The correction that we are in serves two purposes. First, it takes out weak money and speculative investors who rely too much on margin (loans) to leverage their positions. Reduction in this speculative overhead helps to restore balance and proper pricing to equity prices. So the second purpose of the correction is that it buys time for the long term investor's positions, to allow corporate earnings to catch up with the values of shares that are implied in their prices. Before the correction, the PE ratio of the S&P500 was over 21. Now it is around 19. If the market takes six to nine months to return to its recent highs, earnings as projected forward would keep the PE of the index at or below this current level, in historically "safe" territory.

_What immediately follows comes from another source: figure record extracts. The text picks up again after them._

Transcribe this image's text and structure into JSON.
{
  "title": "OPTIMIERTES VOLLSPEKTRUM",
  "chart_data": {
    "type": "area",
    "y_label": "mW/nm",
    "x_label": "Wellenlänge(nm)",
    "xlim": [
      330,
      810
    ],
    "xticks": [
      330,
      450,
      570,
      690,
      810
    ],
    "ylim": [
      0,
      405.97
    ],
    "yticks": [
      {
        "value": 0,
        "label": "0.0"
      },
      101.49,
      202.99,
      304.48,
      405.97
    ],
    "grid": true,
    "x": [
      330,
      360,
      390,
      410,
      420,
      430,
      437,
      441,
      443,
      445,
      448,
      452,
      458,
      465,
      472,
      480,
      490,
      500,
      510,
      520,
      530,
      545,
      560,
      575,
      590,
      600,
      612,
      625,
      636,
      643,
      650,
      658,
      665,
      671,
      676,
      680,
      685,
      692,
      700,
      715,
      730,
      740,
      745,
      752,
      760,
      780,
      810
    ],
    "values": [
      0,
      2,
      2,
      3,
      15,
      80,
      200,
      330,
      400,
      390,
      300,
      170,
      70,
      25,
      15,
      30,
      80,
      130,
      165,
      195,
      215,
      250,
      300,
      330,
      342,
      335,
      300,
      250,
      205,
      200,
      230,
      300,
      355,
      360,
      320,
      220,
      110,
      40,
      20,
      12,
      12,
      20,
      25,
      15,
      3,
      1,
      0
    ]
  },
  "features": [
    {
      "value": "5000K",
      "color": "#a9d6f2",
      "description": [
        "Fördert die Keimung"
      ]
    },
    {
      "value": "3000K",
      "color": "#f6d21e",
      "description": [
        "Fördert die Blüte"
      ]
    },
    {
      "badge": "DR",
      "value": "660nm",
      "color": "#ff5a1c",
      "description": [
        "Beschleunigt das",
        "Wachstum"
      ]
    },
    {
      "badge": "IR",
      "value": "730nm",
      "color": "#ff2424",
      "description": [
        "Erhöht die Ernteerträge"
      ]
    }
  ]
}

In this instance, the market corrected itself, as investor emotions were at a tipping point, and external events (Chinese currency devaluation and market issues) pushed investors over to the sell side. There was no Fed intervention with interest rates to cause this sharp equity correction. When is the last time that such a sharp correction occurred without Fed provocation? The most notable one is the stock market "Black Monday" of late 1987, under some slightly different circumstances, and with a much worse dropoff. However, the markets had run up 44 percent in just 7 months prior to that crash, and had almost doubled in the space of 2 1/2 years, between January of 1985, and mid-1987. In the year after that severe correction, markets continued to fall, until resuming upwards after a 45% total decline. It is worthwhile noting that while the markets were resetting, the rest of the economy continued to move along, and no recession resulted.
In mid-1998, the collapse of the hedge fund Long Term Capital Management (LTCM) caused a precipitous 15% decline in the stock markets. LTCM was creating its own internal "wallpaper", leveraging its investments at 25-to-1 with loans. International issues such as the Asian currency crisis and Russian debt defaults eventually raised this leverage to over 55-to-1, especially after the stock market dropped. This market correction was swift in occurrence. Due to Fed intervention to first improve general liquidity, and then specifically with a New York Fed-led bailout of LTCM, the correction was over in a matter of just four months.

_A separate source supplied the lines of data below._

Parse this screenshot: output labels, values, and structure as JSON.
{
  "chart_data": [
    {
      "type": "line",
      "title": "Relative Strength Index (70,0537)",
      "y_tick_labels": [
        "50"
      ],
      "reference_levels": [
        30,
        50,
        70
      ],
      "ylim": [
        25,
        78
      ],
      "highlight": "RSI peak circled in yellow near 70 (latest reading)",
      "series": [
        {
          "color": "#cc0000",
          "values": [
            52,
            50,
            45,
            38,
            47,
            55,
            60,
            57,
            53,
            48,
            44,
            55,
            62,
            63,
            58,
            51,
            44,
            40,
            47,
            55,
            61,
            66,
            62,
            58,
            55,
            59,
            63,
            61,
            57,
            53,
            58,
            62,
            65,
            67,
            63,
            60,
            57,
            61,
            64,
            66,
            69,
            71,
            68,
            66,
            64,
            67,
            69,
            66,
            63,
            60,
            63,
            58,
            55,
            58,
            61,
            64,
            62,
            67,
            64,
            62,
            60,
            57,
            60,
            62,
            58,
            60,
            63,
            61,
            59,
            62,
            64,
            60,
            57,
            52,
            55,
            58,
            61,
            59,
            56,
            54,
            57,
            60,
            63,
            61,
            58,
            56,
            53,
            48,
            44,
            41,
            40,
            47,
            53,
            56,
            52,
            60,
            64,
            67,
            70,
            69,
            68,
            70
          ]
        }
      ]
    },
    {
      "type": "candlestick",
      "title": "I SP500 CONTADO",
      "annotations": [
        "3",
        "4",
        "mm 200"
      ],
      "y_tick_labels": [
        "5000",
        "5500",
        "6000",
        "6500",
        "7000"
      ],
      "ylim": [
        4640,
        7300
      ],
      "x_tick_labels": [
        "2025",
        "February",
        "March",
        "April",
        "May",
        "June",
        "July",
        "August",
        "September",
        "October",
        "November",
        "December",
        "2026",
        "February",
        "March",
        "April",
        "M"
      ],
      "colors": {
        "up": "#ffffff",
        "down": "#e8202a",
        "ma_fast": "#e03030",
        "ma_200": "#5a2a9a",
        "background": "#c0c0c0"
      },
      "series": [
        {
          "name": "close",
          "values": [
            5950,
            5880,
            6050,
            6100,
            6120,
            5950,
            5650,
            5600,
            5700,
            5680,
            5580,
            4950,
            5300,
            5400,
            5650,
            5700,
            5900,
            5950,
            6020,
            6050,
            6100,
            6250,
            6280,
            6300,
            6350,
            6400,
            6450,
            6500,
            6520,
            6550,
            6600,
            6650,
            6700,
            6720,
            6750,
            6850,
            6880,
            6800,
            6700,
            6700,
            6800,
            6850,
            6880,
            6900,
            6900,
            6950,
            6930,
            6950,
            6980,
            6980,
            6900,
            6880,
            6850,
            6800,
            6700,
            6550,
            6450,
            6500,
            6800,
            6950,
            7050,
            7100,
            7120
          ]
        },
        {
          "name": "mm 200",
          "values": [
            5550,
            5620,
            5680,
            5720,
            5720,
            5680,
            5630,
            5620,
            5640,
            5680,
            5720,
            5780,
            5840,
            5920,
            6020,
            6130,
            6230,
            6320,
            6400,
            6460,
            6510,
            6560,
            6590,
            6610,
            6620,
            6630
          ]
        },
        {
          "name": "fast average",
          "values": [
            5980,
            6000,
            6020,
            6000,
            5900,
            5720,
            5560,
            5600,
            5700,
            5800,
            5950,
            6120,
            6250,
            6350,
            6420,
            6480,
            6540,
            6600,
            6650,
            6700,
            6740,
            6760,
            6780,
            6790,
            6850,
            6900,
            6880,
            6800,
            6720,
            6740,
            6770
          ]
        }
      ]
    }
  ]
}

Helping along at the time was the Y2K spending stimulus, and the concurrent dotcom frenzy, both causing investors to continue to pour funds into the markets for another year. ALSO, at this same time, just like now, the price of petroleum was collapsing due to overproduction, stimulating everything but the energy sector. Petroleum briefly traded below $10 a barrel in late 1998, before returning to an upward track.
So, similarities from 1987 and 1998 to now are the overseas economic issues and low energy prices. The one significant difference at the moment is that our own economy is not overheated in any major sector, interest rates are at historic lows, and then the likelihood that the Fed will be very cautious about doing any damage with significant interest rate hikes.